Monica Mădaș is a musician, puppeteer, and visual artist. Unlike other Romanian artists reviving authentic old folklore for young audiences, who mix it with Western pop, rock, and hip hop, Mădaș blends it with the Persian, Turkish or Armenian traditions. The song “There is no light anywhere” is based on what is believed to be one of Romania’s oldest poems. Mădaș is part of an international project called Roots Revival, which was started in 2013 with the intention of encouraging musicians from different cultural backgrounds to help support folk music in the region of Maramures (where Mădaș is from) by responding to the tradition in their own contemporary style. You can listen to one of their full concerts here, inspired by Maria Tănase (dubbed as the Romanian Édith Piaf).

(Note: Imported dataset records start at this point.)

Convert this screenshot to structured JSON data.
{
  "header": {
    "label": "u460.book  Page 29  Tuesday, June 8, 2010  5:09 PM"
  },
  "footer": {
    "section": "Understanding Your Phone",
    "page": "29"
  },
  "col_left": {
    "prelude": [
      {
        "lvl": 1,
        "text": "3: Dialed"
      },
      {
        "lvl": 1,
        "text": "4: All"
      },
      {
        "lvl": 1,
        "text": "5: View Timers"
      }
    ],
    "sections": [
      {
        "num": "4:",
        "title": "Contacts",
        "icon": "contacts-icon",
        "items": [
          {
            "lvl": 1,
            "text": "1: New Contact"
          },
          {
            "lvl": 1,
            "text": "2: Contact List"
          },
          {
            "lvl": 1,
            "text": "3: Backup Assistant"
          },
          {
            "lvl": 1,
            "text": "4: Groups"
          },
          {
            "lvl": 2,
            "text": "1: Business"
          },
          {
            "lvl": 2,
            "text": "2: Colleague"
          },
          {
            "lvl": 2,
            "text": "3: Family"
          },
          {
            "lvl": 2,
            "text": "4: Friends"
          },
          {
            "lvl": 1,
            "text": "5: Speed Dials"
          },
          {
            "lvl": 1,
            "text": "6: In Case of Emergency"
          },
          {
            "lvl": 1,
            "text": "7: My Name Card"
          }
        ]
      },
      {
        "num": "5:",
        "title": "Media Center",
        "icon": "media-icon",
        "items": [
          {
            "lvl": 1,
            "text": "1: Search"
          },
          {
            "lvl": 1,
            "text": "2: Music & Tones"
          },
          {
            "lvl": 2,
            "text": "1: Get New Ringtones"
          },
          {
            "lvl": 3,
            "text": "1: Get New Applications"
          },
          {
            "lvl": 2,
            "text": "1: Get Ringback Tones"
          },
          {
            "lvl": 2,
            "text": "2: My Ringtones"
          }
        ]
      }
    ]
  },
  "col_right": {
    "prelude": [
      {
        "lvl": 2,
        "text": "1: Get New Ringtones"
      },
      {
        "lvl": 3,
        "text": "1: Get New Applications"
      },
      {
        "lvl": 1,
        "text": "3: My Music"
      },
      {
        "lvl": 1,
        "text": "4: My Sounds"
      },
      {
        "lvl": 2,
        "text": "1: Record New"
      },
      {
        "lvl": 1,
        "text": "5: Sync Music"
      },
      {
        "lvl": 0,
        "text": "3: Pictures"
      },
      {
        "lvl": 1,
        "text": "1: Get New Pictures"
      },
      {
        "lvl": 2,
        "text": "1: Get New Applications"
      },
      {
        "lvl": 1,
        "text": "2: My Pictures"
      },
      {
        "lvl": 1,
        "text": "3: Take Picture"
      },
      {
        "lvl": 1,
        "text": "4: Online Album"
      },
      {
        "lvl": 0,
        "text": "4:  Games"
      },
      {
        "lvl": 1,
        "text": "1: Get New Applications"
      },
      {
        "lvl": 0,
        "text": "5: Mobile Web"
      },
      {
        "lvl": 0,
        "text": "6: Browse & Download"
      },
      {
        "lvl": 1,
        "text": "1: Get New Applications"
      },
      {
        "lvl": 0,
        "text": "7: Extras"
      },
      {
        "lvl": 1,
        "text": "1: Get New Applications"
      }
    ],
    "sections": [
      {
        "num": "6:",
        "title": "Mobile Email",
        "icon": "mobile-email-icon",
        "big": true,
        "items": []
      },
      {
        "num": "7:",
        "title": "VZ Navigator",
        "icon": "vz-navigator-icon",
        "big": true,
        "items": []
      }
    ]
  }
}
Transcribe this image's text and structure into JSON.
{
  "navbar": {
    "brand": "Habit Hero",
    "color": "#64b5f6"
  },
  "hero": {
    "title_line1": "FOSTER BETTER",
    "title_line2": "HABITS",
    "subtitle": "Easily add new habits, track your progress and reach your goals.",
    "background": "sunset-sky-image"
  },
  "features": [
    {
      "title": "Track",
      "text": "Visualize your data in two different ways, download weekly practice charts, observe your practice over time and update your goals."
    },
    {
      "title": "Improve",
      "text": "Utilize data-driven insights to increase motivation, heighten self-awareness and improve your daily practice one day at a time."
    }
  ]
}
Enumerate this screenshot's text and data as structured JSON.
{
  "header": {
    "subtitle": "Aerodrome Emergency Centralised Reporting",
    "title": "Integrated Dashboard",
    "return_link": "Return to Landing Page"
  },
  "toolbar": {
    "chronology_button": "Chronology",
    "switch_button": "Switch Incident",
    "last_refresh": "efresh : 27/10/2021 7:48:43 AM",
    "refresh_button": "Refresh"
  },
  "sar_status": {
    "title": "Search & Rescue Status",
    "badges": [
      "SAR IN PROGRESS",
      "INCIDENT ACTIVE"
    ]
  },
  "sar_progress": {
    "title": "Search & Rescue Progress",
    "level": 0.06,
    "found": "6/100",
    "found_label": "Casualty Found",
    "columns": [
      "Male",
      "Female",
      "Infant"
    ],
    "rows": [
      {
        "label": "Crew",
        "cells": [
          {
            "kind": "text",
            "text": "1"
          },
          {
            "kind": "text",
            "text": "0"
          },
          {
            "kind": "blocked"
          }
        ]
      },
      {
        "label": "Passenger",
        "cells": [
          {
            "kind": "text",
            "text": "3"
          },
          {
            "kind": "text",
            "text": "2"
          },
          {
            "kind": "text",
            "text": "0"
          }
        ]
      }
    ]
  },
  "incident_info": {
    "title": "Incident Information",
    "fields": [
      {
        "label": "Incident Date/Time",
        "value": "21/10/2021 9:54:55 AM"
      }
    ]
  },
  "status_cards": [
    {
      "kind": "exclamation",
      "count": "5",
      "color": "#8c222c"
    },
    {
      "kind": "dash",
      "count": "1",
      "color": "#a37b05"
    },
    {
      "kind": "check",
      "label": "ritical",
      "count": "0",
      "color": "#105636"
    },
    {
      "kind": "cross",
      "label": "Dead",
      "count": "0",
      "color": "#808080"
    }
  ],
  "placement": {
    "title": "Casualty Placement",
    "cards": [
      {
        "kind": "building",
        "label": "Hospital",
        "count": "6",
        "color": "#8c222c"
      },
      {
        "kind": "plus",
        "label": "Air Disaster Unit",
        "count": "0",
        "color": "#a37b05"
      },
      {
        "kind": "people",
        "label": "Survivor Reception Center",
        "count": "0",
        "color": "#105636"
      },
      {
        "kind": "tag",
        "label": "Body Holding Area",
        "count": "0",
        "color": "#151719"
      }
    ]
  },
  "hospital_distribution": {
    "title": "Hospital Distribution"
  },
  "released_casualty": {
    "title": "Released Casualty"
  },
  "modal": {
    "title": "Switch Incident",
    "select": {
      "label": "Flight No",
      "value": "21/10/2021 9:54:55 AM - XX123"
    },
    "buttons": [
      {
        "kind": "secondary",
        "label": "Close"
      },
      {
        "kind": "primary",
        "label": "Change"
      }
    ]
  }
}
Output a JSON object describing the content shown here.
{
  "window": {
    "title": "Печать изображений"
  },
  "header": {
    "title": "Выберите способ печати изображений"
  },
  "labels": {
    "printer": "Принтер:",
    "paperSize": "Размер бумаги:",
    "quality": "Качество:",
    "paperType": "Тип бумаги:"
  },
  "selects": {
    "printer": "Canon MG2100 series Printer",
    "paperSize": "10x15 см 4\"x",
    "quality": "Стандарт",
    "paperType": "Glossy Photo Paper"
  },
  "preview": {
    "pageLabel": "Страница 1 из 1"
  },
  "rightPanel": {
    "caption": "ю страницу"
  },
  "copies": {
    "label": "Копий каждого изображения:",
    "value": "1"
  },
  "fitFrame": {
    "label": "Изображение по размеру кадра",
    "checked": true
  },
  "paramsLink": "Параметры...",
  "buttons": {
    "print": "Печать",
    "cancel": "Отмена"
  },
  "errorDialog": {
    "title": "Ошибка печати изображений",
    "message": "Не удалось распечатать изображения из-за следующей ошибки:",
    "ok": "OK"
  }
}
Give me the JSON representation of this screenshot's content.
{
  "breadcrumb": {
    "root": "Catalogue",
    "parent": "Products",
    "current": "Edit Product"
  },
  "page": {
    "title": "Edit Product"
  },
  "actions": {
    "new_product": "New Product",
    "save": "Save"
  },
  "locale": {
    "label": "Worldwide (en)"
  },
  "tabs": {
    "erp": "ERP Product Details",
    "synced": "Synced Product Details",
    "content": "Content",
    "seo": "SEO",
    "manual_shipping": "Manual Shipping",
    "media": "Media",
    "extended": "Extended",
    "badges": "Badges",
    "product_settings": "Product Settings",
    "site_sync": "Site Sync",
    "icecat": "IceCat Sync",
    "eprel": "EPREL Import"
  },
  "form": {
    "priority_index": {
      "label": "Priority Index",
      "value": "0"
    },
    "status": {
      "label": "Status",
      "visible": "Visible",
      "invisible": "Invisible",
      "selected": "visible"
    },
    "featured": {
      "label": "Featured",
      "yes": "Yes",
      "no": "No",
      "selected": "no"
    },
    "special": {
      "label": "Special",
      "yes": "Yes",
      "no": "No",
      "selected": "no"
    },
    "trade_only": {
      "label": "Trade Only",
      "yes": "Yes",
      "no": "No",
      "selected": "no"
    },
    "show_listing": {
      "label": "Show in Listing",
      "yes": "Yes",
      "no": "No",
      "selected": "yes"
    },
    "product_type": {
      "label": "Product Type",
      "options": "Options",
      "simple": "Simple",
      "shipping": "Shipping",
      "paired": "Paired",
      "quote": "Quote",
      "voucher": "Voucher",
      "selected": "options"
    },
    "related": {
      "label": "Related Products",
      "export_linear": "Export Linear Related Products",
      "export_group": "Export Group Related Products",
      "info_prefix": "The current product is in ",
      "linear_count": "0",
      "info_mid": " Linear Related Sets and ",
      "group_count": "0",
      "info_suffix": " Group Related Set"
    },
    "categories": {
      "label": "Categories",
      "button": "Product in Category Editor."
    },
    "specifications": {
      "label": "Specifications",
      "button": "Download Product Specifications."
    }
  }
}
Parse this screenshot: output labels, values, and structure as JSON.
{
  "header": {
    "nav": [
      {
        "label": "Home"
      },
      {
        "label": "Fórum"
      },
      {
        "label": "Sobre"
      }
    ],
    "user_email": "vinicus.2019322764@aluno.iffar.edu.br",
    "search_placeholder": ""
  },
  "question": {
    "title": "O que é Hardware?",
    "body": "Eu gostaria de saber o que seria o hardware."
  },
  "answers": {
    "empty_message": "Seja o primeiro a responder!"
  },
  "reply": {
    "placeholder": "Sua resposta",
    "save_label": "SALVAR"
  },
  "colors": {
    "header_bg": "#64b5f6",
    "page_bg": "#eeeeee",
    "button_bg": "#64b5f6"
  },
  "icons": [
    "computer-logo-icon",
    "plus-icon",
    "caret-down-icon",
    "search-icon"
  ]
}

Kazi Ploae (“Fall, Rain” in Romanian) are a unique presence in the Romanian hip hop scene, not least for incorporating traditional melodies, chimes, trumpets, but also peppering their socio-political lyrics with references to Balzac and Baudelaire. Hip hop in Romania has always helped expose issues such as violence, poverty, and power, and Kazi Ploae builds on this momentum with a spirit of resistance and rebellion. “Politics is a disease, I observe its symptoms,” is a line from Vezi-ți de treabă (or Mind your own business in English), “And until the herds get it, voting urns close.”